Two-Nation Theory - History

History

In general, the British-run government and British commentators made "it a point of speaking of Indians as the people of India and avoid speaking of an Indian nation." This was cited as a key reason for British control of the country: since Indians were not a nation, they were not capable of national self-government. While some Indian leaders insisted that Indians were one nation, others agreed that Indians were not yet a nation but there was "no reason why in the course of time they should not grow into a nation." Similar debates on national identity existed within India at the linguistic, provincial and religious levels. While some argued that Indian Muslims were one nation, others argued they were not. Some, such as Liaquat Ali Khan (later prime minister of Pakistan) argued that Indian Muslims were not yet a nation, but could be forged into one.

According to Pakistan Studies curriculum, Muhammad bin Qasim is often referred to as the first Pakistani. Muhammad Ali Jinnah also acclaimed the Pakistan movement to have started when the first Muslim put a foot in the Gateway of Islam.

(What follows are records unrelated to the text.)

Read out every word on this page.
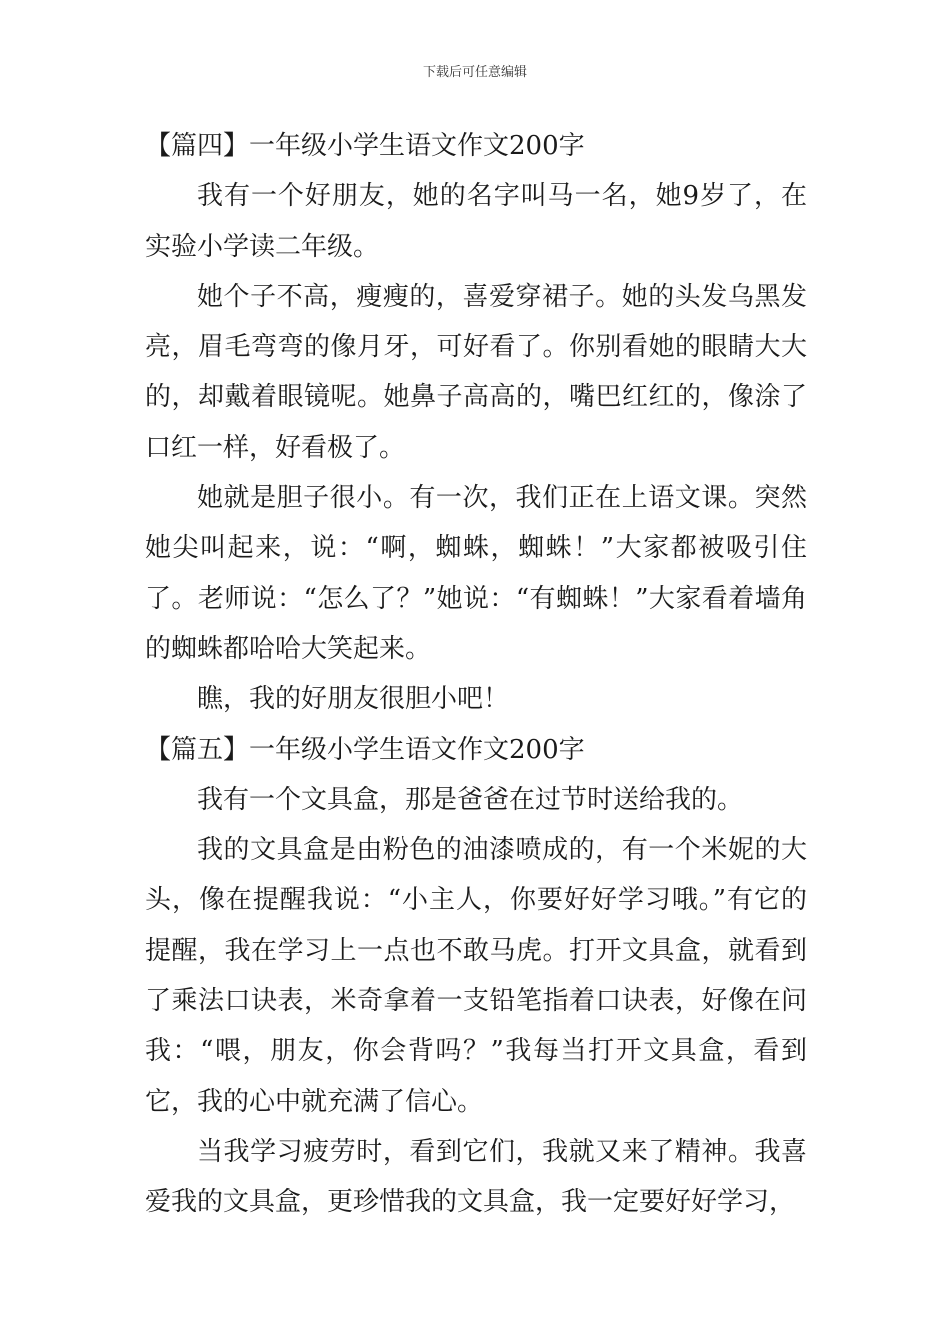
下载后可任意编辑
【篇四】一年级小学生语文作文200字

我有一个好朋友，她的名字叫马一名，她9岁了，在实验小学读二年级。

她个子不高，瘦瘦的，喜爱穿裙子。她的头发乌黑发亮，眉毛弯弯的像月牙，可好看了。你别看她的眼睛大大的，却戴着眼镜呢。她鼻子高高的，嘴巴红红的，像涂了口红一样，好看极了。

她就是胆子很小。有一次，我们正在上语文课。突然她尖叫起来，说：“啊，蜘蛛，蜘蛛！”大家都被吸引住了。老师说：“怎么了？”她说：“有蜘蛛！”大家看着墙角的蜘蛛都哈哈大笑起来。

瞧，我的好朋友很胆小吧！

【篇五】一年级小学生语文作文200字

我有一个文具盒，那是爸爸在过节时送给我的。

我的文具盒是由粉色的油漆喷成的，有一个米妮的大头，像在提醒我说：“小主人，你要好好学习哦。”有它的提醒，我在学习上一点也不敢马虎。打开文具盒，就看到了乘法口诀表，米奇拿着一支铅笔指着口诀表，好像在问我：“喂，朋友，你会背吗？”我每当打开文具盒，看到它，我的心中就充满了信心。

当我学习疲劳时，看到它们，我就又来了精神。我喜爱我的文具盒，更珍惜我的文具盒，我一定要好好学习，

The movement for Muslim self-awakening and identity was started by the Muslim modernist and reformer Sir Syed Ahmad Khan (1817–1898). The poet philosopher Muhammad Iqbal (1877–1938), (the poet of East), provided the philosophical exposition and Barrister Muhammad Ali Jinnah (1871–1948) translated it into the political reality of a nation-state. Allama Iqbal's presidential address to the Muslim League on December 29, 1930 is seen by some as the first exposition of the two-nation theory in support of what would ultimately become Pakistan. The scholar Al-Biruni (973-1048) had observed, at the beginning of the eleventh century, that Hindus and Muslims differed in all matters and habits. On March 22, 1940, Jinnah made a speech in Lahore which was very similar to Al-Biruni's thesis in theme and tone. Jinnah stated that Hindus and Muslims belonged to two different religious philosophies, with different social customs and literature, with no intermarriage and based on conflicting ideas and concepts. Their outlook on life and of life was different and despite 1,000 years of history, the relations between the Hindus and Muslims could not attain the level of cordiality. The All-India Muslim League, in attempting to represent Indian Muslims, felt that the Muslims of the subcontinent were a distinct and separate nation from the Hindus. At first they demanded separate electorates, but when they came to the conclusion that Muslims would not be safe in a Hindu-dominated India, they began to demand a separate state. The League demanded self-determination for Muslim-majority areas in the form of a sovereign state promising minorities equal rights and safeguards in these Muslim majority areas.

The theory asserted that India was not a nation. It also asserted that Indian Hindus and Indian Muslims were each a nation, despite great variations in language, culture and ethnicity within each of those groups. To counter critics who said that a community of radically varying ethnicities and languages who were territorially intertwined with other communities could not be a nation, the theory said that the concept of nation in the East was different from that in the West. In the East, religion was "a complete social order which affects all the activities in life" and "where the allegiance of people is divided on the basis of religion, the idea of territorial nationalism has never succeeded." It asserted that "a Muslim of one country has far more sympathies with a Muslim living in another country than with a non-Muslim living in the same country." Therefore, "the conception of Indian Muslims as a nation may not be ethnically correct, but socially it is correct." Iqbal had also championed the notion of pan-Islamic nationhood (see: Ummah) and strongly condemned the concept of a territory-based nation as anti-Islamic: "In taza khudaon mein bada sabsay watan hai; Jo pairahan iska hai, voh mazhab ka kafan hai (Of all the new false gods, the biggest is the motherland (watan); The garment of this idea is actually the death-shroud of religion)." He had stated the dissolution of ethnic nationalities into a unified Muslim society (or millat) as the ultimate goal: Butaanay rang-o-khoon ko toad kar millat mein gum ho ja; Na Turani rahe baqi, na Irani, na Afghani (Destroy the idols of color and blood ties, and merge into the Muslim society; Let no Turanians remain, no Iranians, no Afghans).

In his book Pakistan, or The Partition of India, Bhimrao Ramji Ambedkar wrote a sub-chapter titled If Muslims truly and deeply desire Pakistan, their choice ought to be accepted. He asserted that, if the Muslims were bent on the creation of Pakistan, the demand should be conceded in the interest of the safety of India. He asks whether Muslims in the army could be trusted to defend India in the event of Muslims invading India or in the case of a Muslim rebellion. "hom would the Indian Muslims in the army side with?" he questioned. According to him, the assumption that Hindus and Muslims could live under one state if they were distinct nations was but "an empty sermon, a mad project, to which no sane man would agree."